Apache Iceberg 本身是一种表格式,它没有独立的服务。我们需要配置一个计算引擎来访问它。在我们的场景中,我们使用 Spark Thrift Server 提供 SQL 访问接口,以便数据科学家和分析工具查询离线特征数据。

Puppet 的任务是管理 Spark 的配置,确保所有依赖(如 Iceberg 和 AWS S3 的 jar 包)都已正确放置,并且 spark-defaults.conf 文件包含了连接到 Iceberg Catalog(我们使用 JDBC Catalog 指向 MariaDB)所需的所有属性。

manifests/profile/spark_thrift_server.pp:

# Class: profile::spark_thrift_server
# Description: Manages a Spark Thrift Server configured to use Apache Iceberg.
#
class profile::spark_thrift_server {
  # Assume Spark is already installed, either via package or custom method.
  # We focus on managing its configuration.
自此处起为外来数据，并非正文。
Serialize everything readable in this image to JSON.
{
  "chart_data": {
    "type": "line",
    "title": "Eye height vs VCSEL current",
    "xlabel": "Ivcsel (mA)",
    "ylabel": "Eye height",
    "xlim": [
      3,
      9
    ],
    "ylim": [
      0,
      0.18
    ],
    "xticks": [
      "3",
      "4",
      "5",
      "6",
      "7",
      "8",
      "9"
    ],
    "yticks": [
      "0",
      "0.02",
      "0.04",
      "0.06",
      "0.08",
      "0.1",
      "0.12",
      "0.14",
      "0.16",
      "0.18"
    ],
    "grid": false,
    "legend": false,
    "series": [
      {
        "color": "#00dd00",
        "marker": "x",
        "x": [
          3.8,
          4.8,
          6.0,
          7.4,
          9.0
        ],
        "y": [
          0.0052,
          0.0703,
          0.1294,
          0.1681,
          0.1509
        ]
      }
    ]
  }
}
  $spark_home = '/opt/spark'
  $spark_conf_dir = "${spark_home}/conf"
  $spark_jars_dir = "${spark_home}/jars"

  # 1. Define required JARs for Iceberg and S3 access
  $iceberg_version = '1.4.2'
  $aws_sdk_version = '2.17.230'

  $required_jars = {
    "iceberg-spark-runtime-3.4_2.12-${iceberg_version}.jar" => "https://repo1.maven.org/maven2/org/apache/iceberg/iceberg-spark-runtime-3.4_2.12/${iceberg_version}/iceberg-spark-runtime-3.4_2.12-${iceberg_version}.jar",
    "bundle-${aws_sdk_version}.jar" => "https://repo1.maven.org/maven2/software/amazon/awssdk/bundle/${aws_sdk_version}/bundle-${aws_sdk_version}.jar",
    "mariadb-java-client-3.1.4.jar" => "https://repo1.maven.org/maven2/org/mariadb/jdbc/mariadb-java-client/3.1.4/mariadb-java-client-3.1.4.jar",
  }

  # 2. Use puppet-archive module to download the JARs
  # This ensures idempotency; files are only downloaded if they don't exist or checksum fails.
  $required_jars.each |$jar_name, $source_url| {
    archive { "/tmp/${jar_name}":
      ensure        => present,
      source        => $source_url,
      extract       => false,
      cleanup       => true,
      before        => File["${spark_jars_dir}/${jar_name}"],
    }

    file { "${spark_jars_dir}/${jar_name}":
      ensure  => file,
      owner   => 'spark',
      group   => 'spark',
      mode    => '0644',
      source  => "/tmp/${jar_name}",
      require => Archive["/tmp/${jar_name}"],
    }
  }

  # 3. Manage spark-defaults.conf with Iceberg catalog configuration
  # Here we are using a JDBC catalog pointing to a separate MariaDB instance.
  # This could even be the same instance as the online store, using a different database.
  $catalog_db_host = 'mariadb.internal.host'
  $catalog_db_user = 'iceberg_catalog_user'
  $catalog_db_password = sensitive('lookup_another_secret')
  $s3_warehouse_path = 's3a://my-iceberg-warehouse/'

  file { "${spark_conf_dir}/spark-defaults.conf":
    ensure  => file,
    owner   => 'spark',
    group   => 'spark',
    mode    => '0644',
    content => epp('profile/spark-defaults.conf.epp', {
      'catalog_db_host'     => $catalog_db_host,
      'catalog_db_user'     => $catalog_db_user,
      'catalog_db_password' => $catalog_db_password.unwrap,
      's3_warehouse_path'   => $s3_warehouse_path,
    }),
    notify  => Service['spark-thrift-server'],
  }

  # 4. Manage the systemd service for the thrift server
  service { 'spark-thrift-server':
    ensure => running,
    enable => true,
  }
}

templates/profile/spark-defaults.conf.epp:

# This file is managed by Puppet. Do not edit manually.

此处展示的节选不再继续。